Legos Concretize the Abstract
Legos, like other kinds of modeling, concretize the abstract. Whether exploring a narrative, a concept, or even an experience, Legos are a powerful modeling tool able to be used to visualize any number of things. We use Legos to build installations that explore elements of stories or narratives. At Edah, children might be introduced to a midrash or asked to reflect on an experience or an idea, using modeling and Legos. A group can explore the midrash that Abraham and Sarah’s tent had no walls and then design tents or structures they believe would be perfect for hosting. Legos can also be used to unpack experiences. We’ve prompted children to use Legos to “design a machine that will help you stay away from your worst bad habit” or “to build something that symbolizes Tikkun Olam.”
Legos give even pre-literate children the ability to express complex ideas and concepts. “Legos are a good introduction to communicating ideas with physical objects…. Putting things together and taking them apart got me interested in how things work, and by the time I was an undergraduate, I knew I wanted to be an engineer.” – Tiffany Tseng, engineer in the MIT Media Lab/ParentingScience.com
Legos Are a Cognitive Workout
Some folks extol the virtues of the Lego building kits. They focus on the skills kids develop when using building directions included in the box, the spatial awareness required to replicate a design, and the ability to identify patterns. While we don’t include directions in our Lego work, the problem-solving involved in imagining and executing a design is a great brain workout. If the wall needs to be perfectly flat, or if every row must be a certain length, do the math. Figure out the many different ways to create four walls that are 10 pips long (a pip is the official name of the little bumps that attach) and eight blocks high. Or determine how to make a roof twice as big as the house. Or a tower tall enough to cast a shadow of a particular size. Or perhaps there’s a pattern that needs to be replicated – all great learning activities.
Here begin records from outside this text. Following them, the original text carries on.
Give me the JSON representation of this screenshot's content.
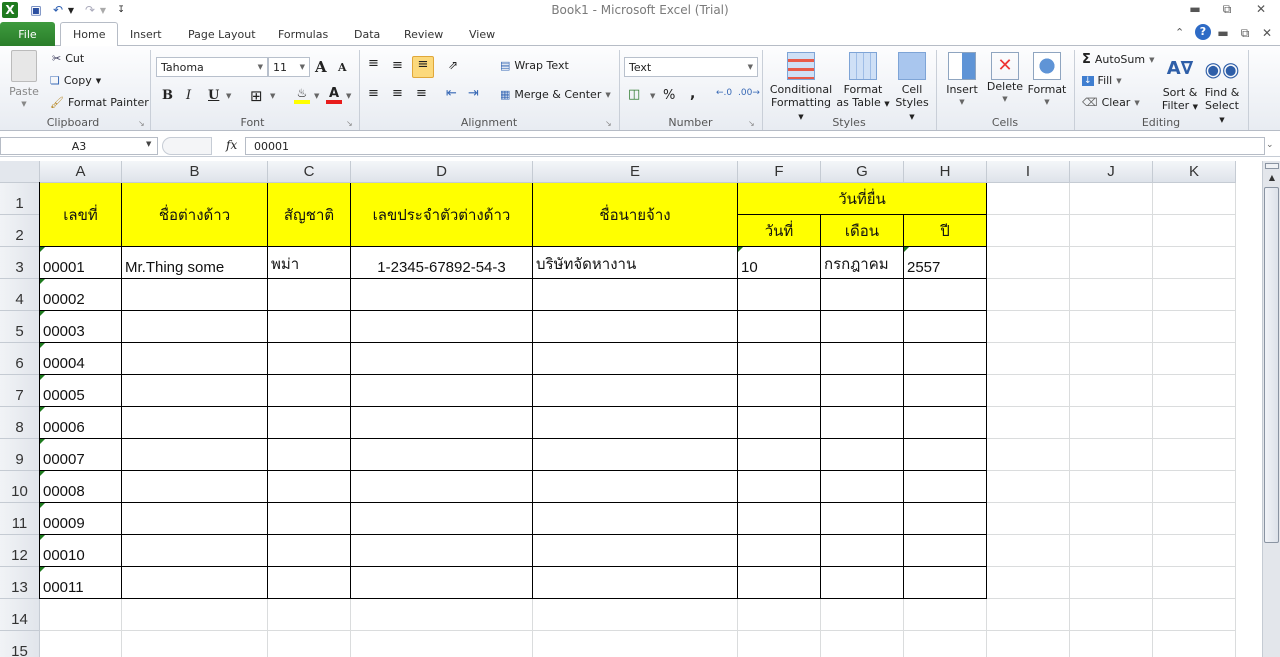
{
  "window": {
    "title": "Book1  -  Microsoft Excel (Trial)"
  },
  "quick_access": {
    "save": "save-icon",
    "undo": "undo-icon",
    "redo": "redo-icon",
    "customize": "customize-icon"
  },
  "tabs": [
    "File",
    "Home",
    "Insert",
    "Page Layout",
    "Formulas",
    "Data",
    "Review",
    "View"
  ],
  "active_tab": "Home",
  "ribbon": {
    "clipboard": {
      "label": "Clipboard",
      "paste": "Paste",
      "cut": "Cut",
      "copy": "Copy",
      "format_painter": "Format Painter"
    },
    "font": {
      "label": "Font",
      "name": "Tahoma",
      "size": "11",
      "bold": "B",
      "italic": "I",
      "underline": "U",
      "grow": "A",
      "shrink": "A",
      "font_color": "#e81c1c",
      "fill_color": "#ffff00"
    },
    "alignment": {
      "label": "Alignment",
      "wrap_text": "Wrap Text",
      "merge_center": "Merge & Center"
    },
    "number": {
      "label": "Number",
      "format": "Text",
      "percent": "%",
      "comma": ","
    },
    "styles": {
      "label": "Styles",
      "conditional": [
        "Conditional",
        "Formatting"
      ],
      "format_table": [
        "Format",
        "as Table"
      ],
      "cell_styles": [
        "Cell",
        "Styles"
      ]
    },
    "cells": {
      "label": "Cells",
      "insert": "Insert",
      "delete": "Delete",
      "format": "Format"
    },
    "editing": {
      "label": "Editing",
      "autosum": "AutoSum",
      "fill": "Fill",
      "clear": "Clear",
      "sort_filter": [
        "Sort &",
        "Filter"
      ],
      "find_select": [
        "Find &",
        "Select"
      ]
    }
  },
  "formula_bar": {
    "name_box": "A3",
    "fx": "fx",
    "value": "00001"
  },
  "columns": [
    "A",
    "B",
    "C",
    "D",
    "E",
    "F",
    "G",
    "H",
    "I",
    "J",
    "K"
  ],
  "rows": [
    "1",
    "2",
    "3",
    "4",
    "5",
    "6",
    "7",
    "8",
    "9",
    "10",
    "11",
    "12",
    "13",
    "14",
    "15"
  ],
  "sheet": {
    "headers": {
      "A": "เลขที่",
      "B": "ชื่อต่างด้าว",
      "C": "สัญชาติ",
      "D": "เลขประจำตัวต่างด้าว",
      "E": "ชื่อนายจ้าง",
      "FGH": "วันที่ยื่น",
      "F": "วันที่",
      "G": "เดือน",
      "H": "ปี"
    },
    "row3": {
      "A": "00001",
      "B": "Mr.Thing  some",
      "C": "พม่า",
      "D": "1-2345-67892-54-3",
      "E": "บริษัทจัดหางาน",
      "F": "10",
      "G": "กรกฎาคม",
      "H": "2557"
    },
    "col_a_values": [
      "00002",
      "00003",
      "00004",
      "00005",
      "00006",
      "00007",
      "00008",
      "00009",
      "00010",
      "00011"
    ]
  }
}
In the age of educational technology, learning apps, and so on, Legos offers a welcome alternative that feels both old school and innovative all at the same time. They can be used to explore the weekly Torah portion. They’re wonderful for practicing making the shapes of the Aleph Bet. They can be used for imaginative play and also to concretize more conceptual thinking. And they can be disinfected and used over and over again! Not to mention there are families in every community with boxes of Legos in their basements, ready to donate them if only someone would ask.
Rabbi Joshua Fenton is Executive Director of Studio 70: A Jewish Learning Laboratory.